October 28, 2013

By Kathryn Kopchik

LEWISBURG, Pa. — Tom Solomon, professor of physics at Bucknell University, has been awarded the 2014 Prize to a Faculty Member for Research in an Undergraduate Institution by the American Physical Society (APS).

The prize was established to honor a physicist whose research in an undergraduate setting has achieved wide recognition and contributed significantly to physics and who has contributed substantially to the professional development of undergraduate physics students.

It consists of $5,000 and a separate $5,000 unrestricted grant for research to the prize recipient's institution as well as a certificate with this citation: "For groundbreaking contributions to chaos and nonlinear dynamics through precise table-top experiments in fluid systems and for outstanding mentoring of undergraduate students at all levels."

The prize will be presented at the APS March 2014 meeting in Denver, Colo., in March, where Solomon will give an invited talk.

"We are conducting experiments to study fluid mixing and the effects of fluid flows on reaction dynamics," said Solomon. "This research has significant applications to a wide range of systems spanning the fields of science and engineering, including the behavior of chemical reactors and medical diagnostic devices (particularly micro-scale "laboratories on a chip"), the spreading of pollution in oceans and the atmosphere, the effects of wind on a spreading forest fire, and possibly the evolution of a disease in a society of moving people."

The award is sponsored by a grant from the Research Corporation, a private foundation for the advancement of science and technology.

"This is a national prize, and a real honor for Tom," said Martin Ligare, chair of the Department of Physics and Astronomy at Bucknell. "He has done outstanding work in his lab at Bucknell, and he is also widely recognized as a fantastic teacher. It's great for the Department and for the University to have faculty of this caliber."
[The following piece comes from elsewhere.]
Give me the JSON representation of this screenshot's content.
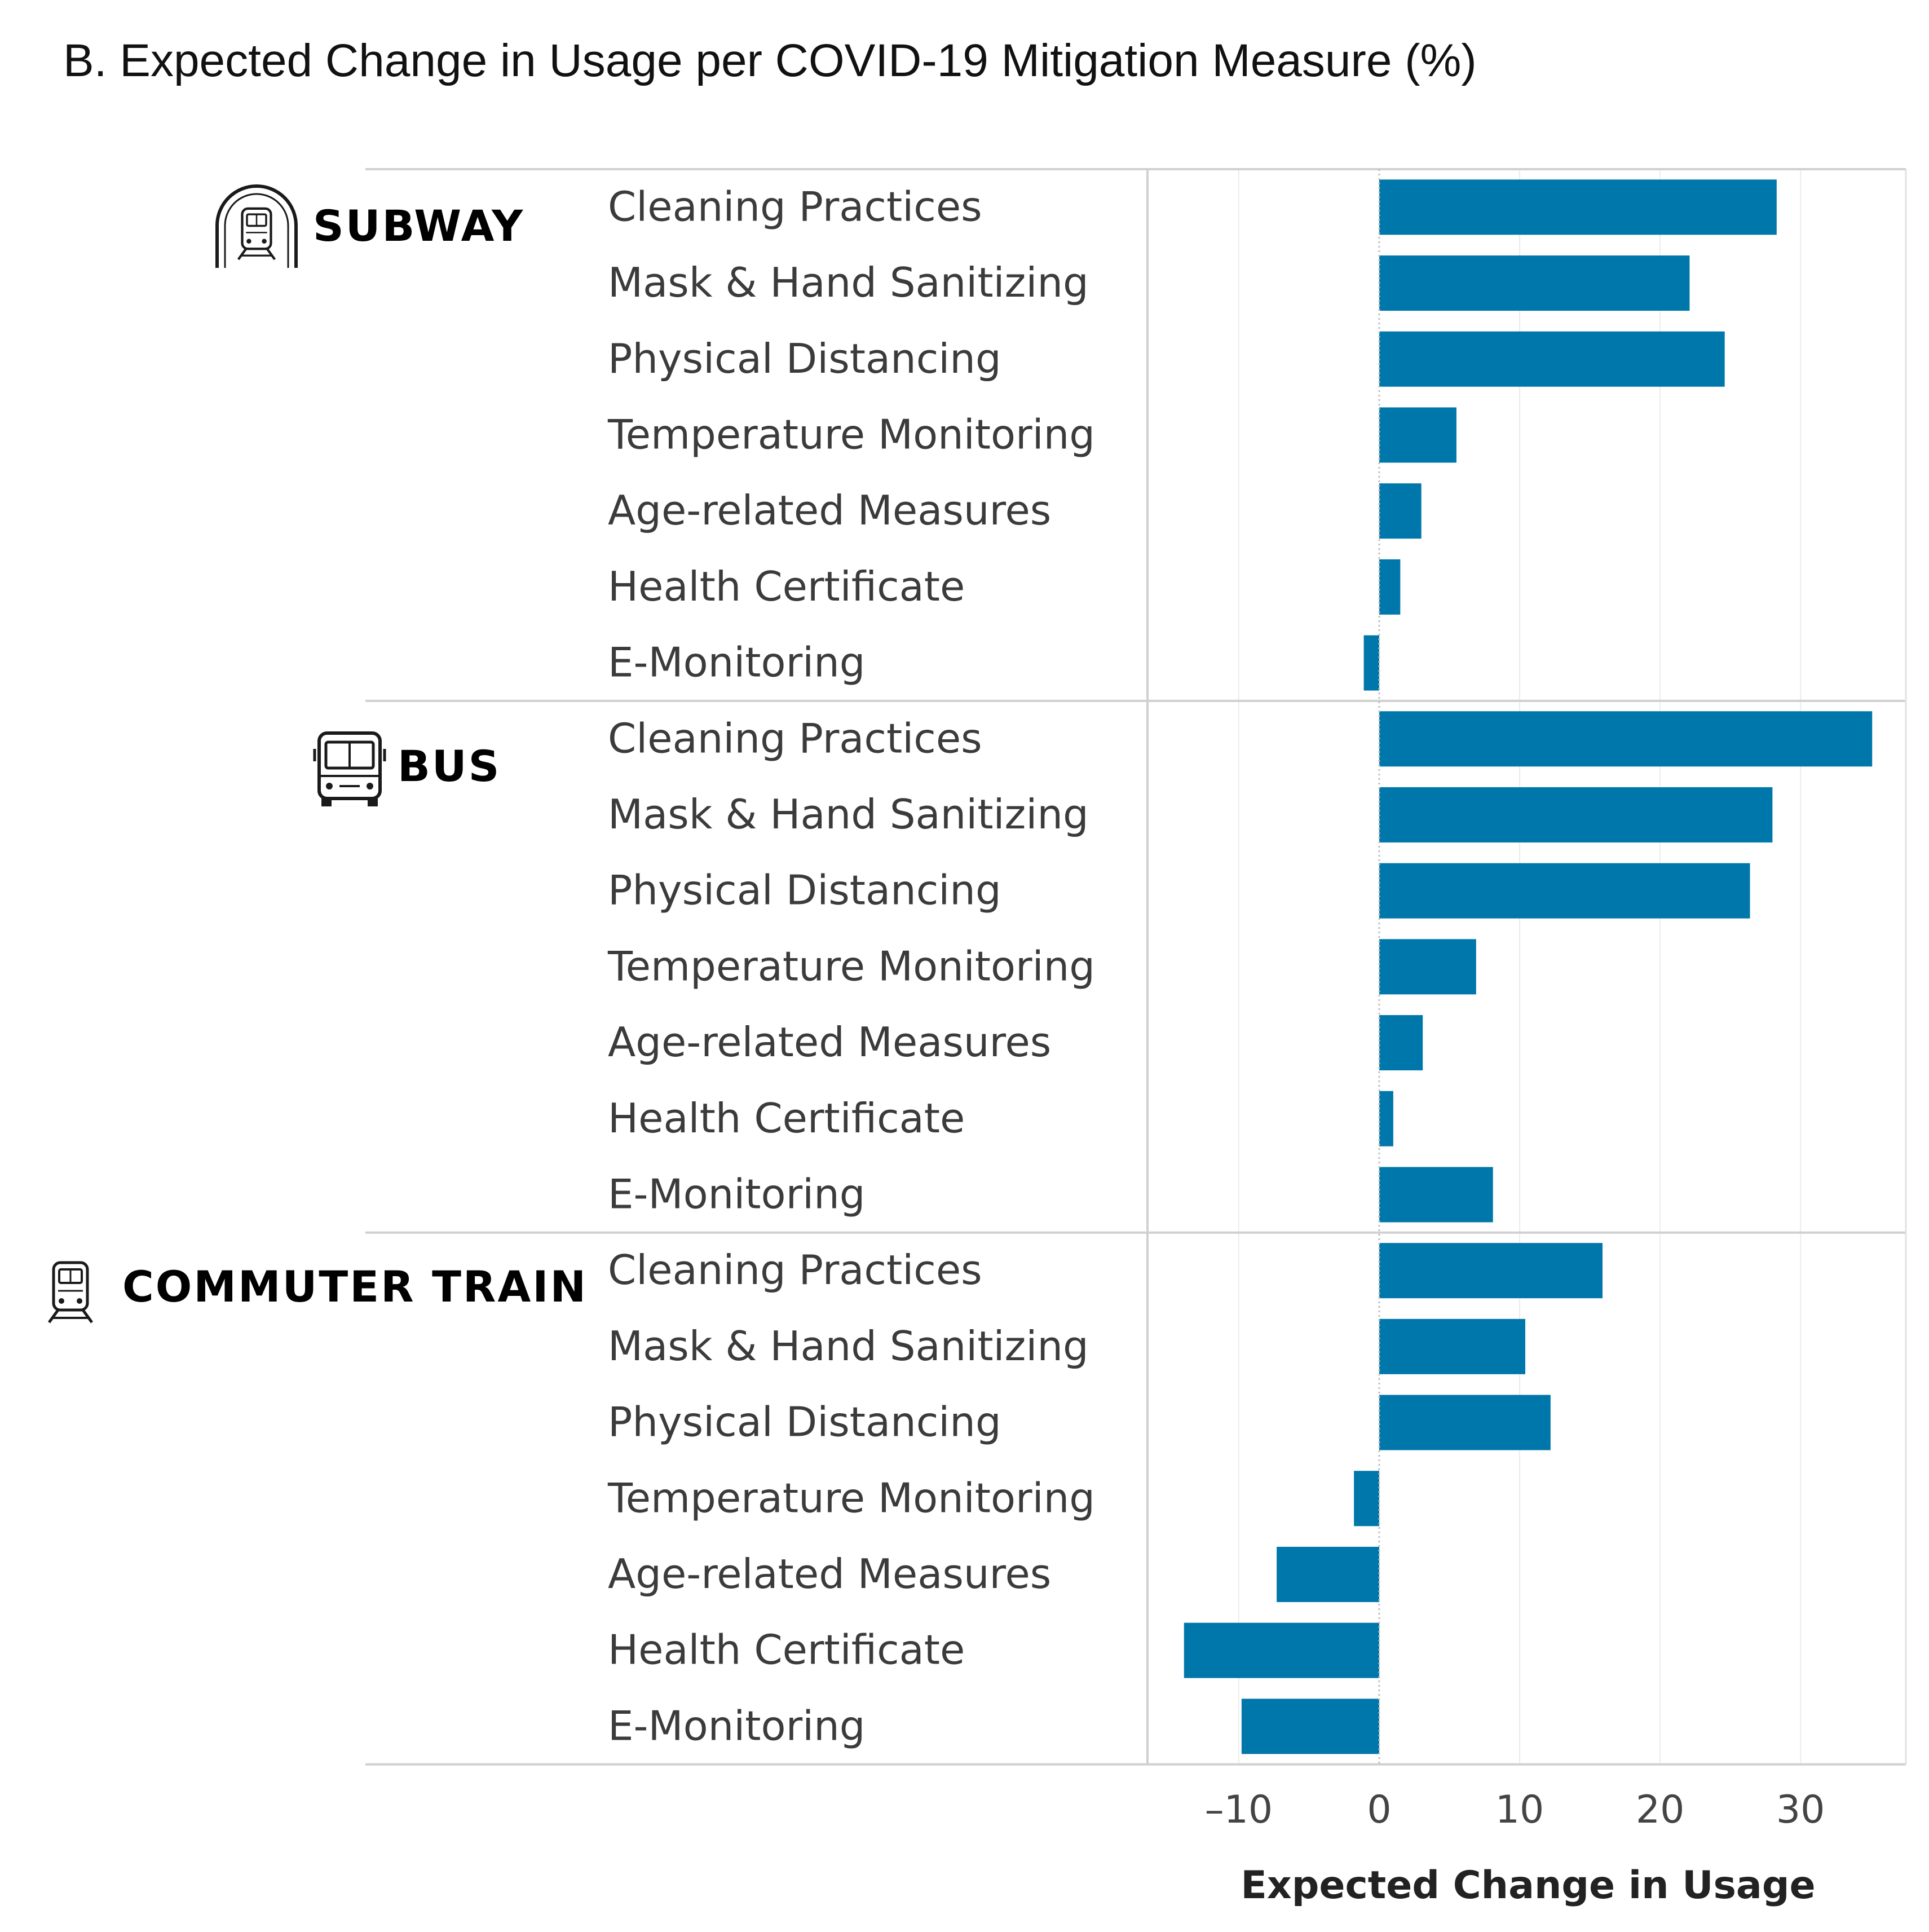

Solomon, who joined the Bucknell faculty in 1993, recently was appointed a Presidential Professor. The recipient of several grants from the National Science Foundation, he is the author of numerous publications, including 19 journal publications co-authored with undergraduates. He has also given invited talks at national and international conferences.

His research involves experimental and numerical studies of deterministic chaos and pattern formation in nonlinear systems. In particular, he is interested in the effects of deterministic chaos on fluid mixing in simple laminar fluid flows. He is also conducting experimental studies of pattern formation in reacting fluid systems.